When they visit the KHUSHI blog at www.khushi-creatinghappiness.blogspot.in they would also know what kind of work members or non-members are doing. The online discussions also bring out some very positive solutions which individuals and companies can adopt. As I said, “KHUSHI” is a non-funding campaign and thus no financial transactions are required or executed.

Members in Bihar, Uttar Pradesh, Delhi, Gujarat, Rajasthan, Chhattisgarh, Odisha, Punjab, Goa and Karnataka etc. are planning to conduct various workshops and events to promote the cause.

Tell us about the Vedanta’s initiatives towards Child Care?

As a corporate, Vedanta is contributing in its own way.  The company is already looking after over 180,000 deprived children of over 5,000 child care centres (Anganwadi Centres) in Rajasthan, Orissa, Chhattisgarh and Karnataka by way of providing supplementary diet, regular health check-ups to these children.  Teaching methodology is also different. These children are being taught through play-way method to keep the interests alive.

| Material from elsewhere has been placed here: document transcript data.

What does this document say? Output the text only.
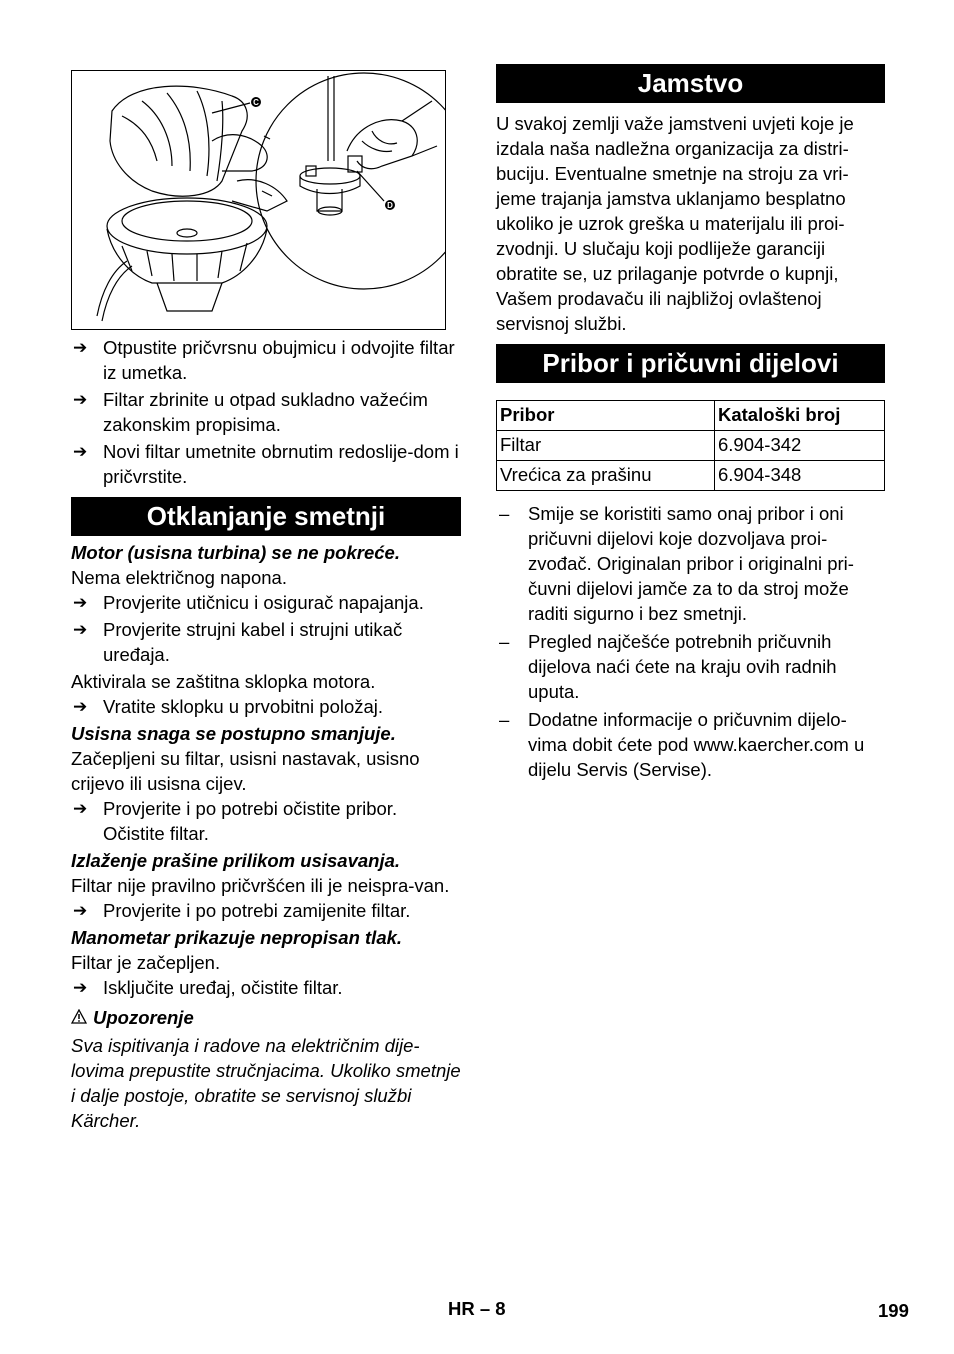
C
D
➔ Otpustite pričvrsnu obujmicu i odvojite filtar iz umetka.
➔ Filtar zbrinite u otpad sukladno važećim zakonskim propisima.
➔ Novi filtar umetnite obrnutim redoslije-dom i pričvrstite.
Otklanjanje smetnji

Motor (usisna turbina) se ne pokreće.

Nema električnog napona.

➔ Provjerite utičnicu i osigurač napajanja.
➔ Provjerite strujni kabel i strujni utikač uređaja.

Aktivirala se zaštitna sklopka motora.

➔ Vratite sklopku u prvobitni položaj.

Usisna snaga se postupno smanjuje.

Začepljeni su filtar, usisni nastavak, usisno crijevo ili usisna cijev.

➔ Provjerite i po potrebi očistite pribor. Očistite filtar.

Izlaženje prašine prilikom usisavanja.

Filtar nije pravilno pričvršćen ili je neispra-van.

➔ Provjerite i po potrebi zamijenite filtar.

Manometar prikazuje nepropisan tlak.

Filtar je začepljen.

➔ Isključite uređaj, očistite filtar.

Upozorenje

Sva ispitivanja i radove na električnim dije-lovima prepustite stručnjacima. Ukoliko smetnje i dalje postoje, obratite se servisnoj službi Kärcher.

Jamstvo

U svakoj zemlji važe jamstveni uvjeti koje je izdala naša nadležna organizacija za distri-buciju. Eventualne smetnje na stroju za vri-jeme trajanja jamstva uklanjamo besplatno ukoliko je uzrok greška u materijalu ili proi-zvodnji. U slučaju koji podliježe garanciji obratite se, uz prilaganje potvrde o kupnji, Vašem prodavaču ili najbližoj ovlaštenoj servisnoj službi.

Pribor i pričuvni dijelovi
Pribor	Kataloški broj
Filtar	6.904-342
Vrećica za prašinu	6.904-348
– Smije se koristiti samo onaj pribor i oni pričuvni dijelovi koje dozvoljava proi-zvođač. Originalan pribor i originalni pri-čuvni dijelovi jamče za to da stroj može raditi sigurno i bez smetnji.
– Pregled najčešće potrebnih pričuvnih dijelova naći ćete na kraju ovih radnih uputa.
– Dodatne informacije o pričuvnim dijelo-vima dobit ćete pod www.kaercher.com u dijelu Servis (Servise).
HR – 8	199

There has been a considerable change in their health, weight and knowledge now. Recently, 9,000 such children have been sent to formal schools and 100 tribal children have also been graduated to formal schools, which was a dream for them. Keeping the problem of children of migratory parents, Vedanta got associated with a local NGO in Tamil Nadu and was able to provide help to 700 children of migratory parents who have come for work in Nilgiri area.

“KHUSHI” also tied up for the free lip cleft and palate operations for 2500 children with ‘Smile Train’ organization of US and ‘American GBH Hospital’ in Udaipur. The average spent by a patient on such operation is about Rs. 12-15,000, which is now being done free of cost.

The company has constructed 8 hi-tech mid-day mean kitchens – 6 in Rajasthan, 1 in Chhattisgarh and 1 in Orissa which are being run in association with State Governments and are providing hot mid-day meal to about 250,000 rural poor children on daily basis, covering about 2700 schools.